By the middle of the century much of the delta will have sunk below sea level unless the trend is reversed, scientists say.
The Mekong Delta is sinking fast, but it can still be saved
Photo: Pixabay/Quangpraha
The Mekong Delta in Vietnam is a scenic region home to about 17 million people, but this economically vital area of the Southeast Asian nation is sinking fast. A primary reason: large swathes of land there have been poldered for agriculture and aquaculture.
In fact, say scientists, by the middle of the century much of the delta will have sunk below sea level unless the trend is reversed.
Two scientists from the Wageningen University & Research and Utrecht University in the Netherlands have reached this conclusion after examining how the delta will develop over the next three decades. They did so through computer modeling that accounted for variables such as land subsidence, rises in sea level and sediment shortages.
Already the delta is only around a meter above sea level on average, they report, but large areas in it are sinking as a result of groundwater extraction, the depletion of river sediments and rising sea levels.
“We saw that the delta will likely sink very fast compared to sea level,” notes Frances Dunn, a researcher at Utrecht University and one of the authors of a new study. “For the future of the people who live and earn their living there, these high rates of relative sea-level rise are worrying.”
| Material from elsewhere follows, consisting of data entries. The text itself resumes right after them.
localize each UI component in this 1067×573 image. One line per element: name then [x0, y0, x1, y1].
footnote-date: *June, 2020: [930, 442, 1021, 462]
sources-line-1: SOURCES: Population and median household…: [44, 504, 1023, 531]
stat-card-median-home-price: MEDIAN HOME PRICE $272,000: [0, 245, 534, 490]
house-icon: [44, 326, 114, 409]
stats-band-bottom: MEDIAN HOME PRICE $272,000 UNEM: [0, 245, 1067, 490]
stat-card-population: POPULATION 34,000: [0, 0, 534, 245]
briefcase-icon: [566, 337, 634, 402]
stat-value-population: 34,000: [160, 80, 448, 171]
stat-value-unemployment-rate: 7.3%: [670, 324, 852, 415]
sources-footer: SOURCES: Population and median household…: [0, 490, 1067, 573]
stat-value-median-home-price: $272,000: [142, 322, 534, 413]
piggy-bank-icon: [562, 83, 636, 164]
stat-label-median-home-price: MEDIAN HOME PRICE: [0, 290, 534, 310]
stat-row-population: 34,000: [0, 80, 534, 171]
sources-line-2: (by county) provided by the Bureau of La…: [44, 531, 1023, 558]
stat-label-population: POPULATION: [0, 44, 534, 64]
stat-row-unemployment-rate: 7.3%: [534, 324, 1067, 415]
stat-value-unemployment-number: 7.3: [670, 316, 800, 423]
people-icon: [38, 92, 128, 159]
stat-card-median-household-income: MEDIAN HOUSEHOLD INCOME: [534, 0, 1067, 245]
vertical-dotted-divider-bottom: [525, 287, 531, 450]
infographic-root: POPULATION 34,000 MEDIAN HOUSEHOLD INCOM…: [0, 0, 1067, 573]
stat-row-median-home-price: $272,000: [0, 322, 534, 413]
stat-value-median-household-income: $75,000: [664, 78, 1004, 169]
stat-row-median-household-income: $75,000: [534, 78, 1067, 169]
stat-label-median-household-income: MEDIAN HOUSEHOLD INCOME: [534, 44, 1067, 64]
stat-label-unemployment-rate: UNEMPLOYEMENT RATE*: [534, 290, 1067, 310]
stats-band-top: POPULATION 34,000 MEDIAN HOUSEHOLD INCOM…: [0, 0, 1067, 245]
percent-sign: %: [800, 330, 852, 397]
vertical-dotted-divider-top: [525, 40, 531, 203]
The changes are mainly driven by manmade causes whose impacts are having increasingly noticeable effects, the scientists say.
“The delta sinks as a natural process, but in recent years land subsidence has been drastically accelerated by humans due to unsustainable groundwater extraction,” explains Philip Minderhoud, an assistant professor at Wageningen University & Research who was the paper’s other author.
“This combination of land subsidence and sea-level rise is what we call ‘relative sea-level rise,’ and this is what people in the delta experience,” he adds.
One way of mitigating the process could involve artifically accumulating sediment at certain locations in the delta so as to raise it, the experts say.
“For example, we looked at what would happen if you focused on sedimentation around the city of Can Tho. Even then, you can only protect one side of the city with sediment because there is a river on the other side of the city, and the rest of the delta sinks more because it won’t receive any river sediment,” Dunn explains.
And there is worse news for locals in the area, which is that “there is simply too little sediment available to compensate for how fast the delta sinks relative to sea level,” in the words of Minderhoud.
That is why a workable strategy would be to supplement fluvial sendiment with measures to retain organic material from the cultivation of rice and other crops while ensuring that further land subsidence ceases. This could gain precious time for the delta to adapt in the face of rising sea levels driven by climate change.
“[W]ith current rates of subsidence and sediment starvation, fluvial sediments alone can only preserve elevation locally, even under optimistic assumptions, and organic sedimentation could potentially assume a larger role,” the scientists observe in their paper.
“While sedimentation strategies alone have limited effectiveness in the present context, combined with enhanced organic matter retention and interventions reducing anthropogenic-accelerated subsidence, they can considerably delay future relative sea-level rise, buying the delta crucial time to adapt.”